Wyświetl Pojedyńczy Post
Stary 18-04-2011, 23:07   #34
Matyjasz
 
Reputacja: 1 Matyjasz to imię znane każdemuMatyjasz to imię znane każdemuMatyjasz to imię znane każdemuMatyjasz to imię znane każdemuMatyjasz to imię znane każdemuMatyjasz to imię znane każdemuMatyjasz to imię znane każdemuMatyjasz to imię znane każdemuMatyjasz to imię znane każdemuMatyjasz to imię znane każdemuMatyjasz to imię znane każdemu
Bitni Francuzi? Może jeszcze Włosi?
Bez wątpienia Polacy są narodem wyjątkowym. Nie można negować wpływu losów historycznych na społeczeństwo. Co nie znaczy, że inne narody nie są wyjątkowe.
Niestety nasza wyjątkowość polega na zaszczepionym przez Mickiewicza mesjanizmie. Poczuciu, że cały świat jest przeciwko nam i dlatego jest tak źle. Tylko jeżeli złożymy ofiarę z krwi na ołtarzu ojczyzny może być lepiej.
Za to za naszą granicą żyją sobie Czesi którzy chyba tylko raz robili powstanie (wojna 30 letnia) i im przeszło. Naród czeski jak był tak jest i o zgrozo ma się dobrze!

Co do tezy, że NKWD biegałoby wesoło po kraju i zabijało AK-owców. Absolutnie się z tym nie zgodzę. Co więcej twierdze, że straty byłyby porównywalne. Władza ludowa nie zabiła wszystkich. Czemu? Albo nie miała takiej potrzeby, albo nie miała środków. Całe szaleństwo trwało aż do odwilży. Liczba sędziów była ograniczona a i procedura trwała. Zwyczajnie trudno byłoby osądzić dość osób aż do momentu gdy ktoś powie dość. W końcu dbano o pozory a przedwojenny kpk miał swoje wymagania. Spora część ludzi została złapana po tym jak się sama ujawniła. Resztę znaleźć trudno, dokumenty można spalić, przeprowadzić się na ziemie odzyskane i kto będzie wiedział, że X był w AK? Zwłaszcza w chaosie powojennym i polskich warunkach stałego bałaganu?
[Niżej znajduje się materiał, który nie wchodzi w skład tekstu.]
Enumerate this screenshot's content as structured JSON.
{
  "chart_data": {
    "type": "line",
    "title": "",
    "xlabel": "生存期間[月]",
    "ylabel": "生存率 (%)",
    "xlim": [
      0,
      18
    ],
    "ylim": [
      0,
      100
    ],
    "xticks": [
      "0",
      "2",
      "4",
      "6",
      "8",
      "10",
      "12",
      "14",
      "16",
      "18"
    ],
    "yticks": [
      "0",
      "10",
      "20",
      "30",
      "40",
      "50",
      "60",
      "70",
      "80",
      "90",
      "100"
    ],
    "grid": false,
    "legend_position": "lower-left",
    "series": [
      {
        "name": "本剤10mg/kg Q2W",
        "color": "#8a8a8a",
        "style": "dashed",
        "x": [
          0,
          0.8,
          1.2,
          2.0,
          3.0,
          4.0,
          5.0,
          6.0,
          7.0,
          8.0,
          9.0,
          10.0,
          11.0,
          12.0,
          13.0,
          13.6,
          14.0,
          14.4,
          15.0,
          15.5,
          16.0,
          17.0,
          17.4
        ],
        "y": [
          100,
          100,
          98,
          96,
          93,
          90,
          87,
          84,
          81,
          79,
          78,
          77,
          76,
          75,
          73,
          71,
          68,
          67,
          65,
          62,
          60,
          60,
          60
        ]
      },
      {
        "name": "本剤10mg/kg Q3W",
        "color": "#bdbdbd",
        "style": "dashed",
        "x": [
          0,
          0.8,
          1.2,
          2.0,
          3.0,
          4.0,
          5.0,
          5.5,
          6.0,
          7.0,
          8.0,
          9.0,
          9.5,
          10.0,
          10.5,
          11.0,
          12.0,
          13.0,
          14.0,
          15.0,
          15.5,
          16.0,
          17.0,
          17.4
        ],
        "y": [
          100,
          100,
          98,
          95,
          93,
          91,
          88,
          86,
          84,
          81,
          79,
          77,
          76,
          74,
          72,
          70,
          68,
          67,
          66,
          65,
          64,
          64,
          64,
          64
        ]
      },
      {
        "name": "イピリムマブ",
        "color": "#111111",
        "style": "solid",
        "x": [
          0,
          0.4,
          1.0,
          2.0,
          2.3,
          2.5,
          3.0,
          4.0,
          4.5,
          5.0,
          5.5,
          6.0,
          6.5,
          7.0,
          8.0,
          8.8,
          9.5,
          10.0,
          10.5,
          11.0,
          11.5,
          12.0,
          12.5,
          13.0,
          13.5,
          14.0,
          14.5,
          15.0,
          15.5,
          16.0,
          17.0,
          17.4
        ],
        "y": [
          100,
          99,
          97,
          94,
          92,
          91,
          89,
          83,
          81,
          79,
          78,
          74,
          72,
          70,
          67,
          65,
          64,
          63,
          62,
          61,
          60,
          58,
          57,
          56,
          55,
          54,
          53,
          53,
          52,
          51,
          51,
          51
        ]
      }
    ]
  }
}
Ci wszyscy którzy zginęli walcząc mogliby wychować kolejne pokolenie patriotów. Ludzi może lepiej przystosowanych do przejęcia władzy, którzy pomogliby szybciej podnieść kraj. Nie da się zaprzeczyć, że jest lepiej niż pod koniec PRL i w najgorszych czasach transformacji ustrojowej.
Jednak powstanie to przecież nie tylko AK. Zginęło ponad 100tyś. cywilów i zniszczono całe miasto. Niech się generałowie bawią w niemożliwe do wygrania bitwy, ale bez cywilów.
Kolejne straty materialne w morzu zniszczeń też były wspaniałym darem dla odradzającej się polski. Tak odradzającej. Nie ważne czy PRL czy nie, większość ludzi chodź była przeciwko władzy ludowej chciała budować kraj i żyć w spokoju.

Z wojskowego punktu widzenia albo nas zdradził Londyn albo oficerowie zostawili rozum między stronami Mickiewicza i Sienkiewicza. Przy takiej dysproporcji sił człowiek wykazujący się szczątkowym rozumem nie wydałby rozkazu. O ile nie miał pewności co do ataku towarzyszy zza Wisły. Możliwe, że z Londynu dotarła informacja:
"Za tydzień sowieci rozpoczną szturm"
Inaczej nic nie usprawiedliwia sztabu. Przynajmniej ja nie mogę nic takiego znaleźć.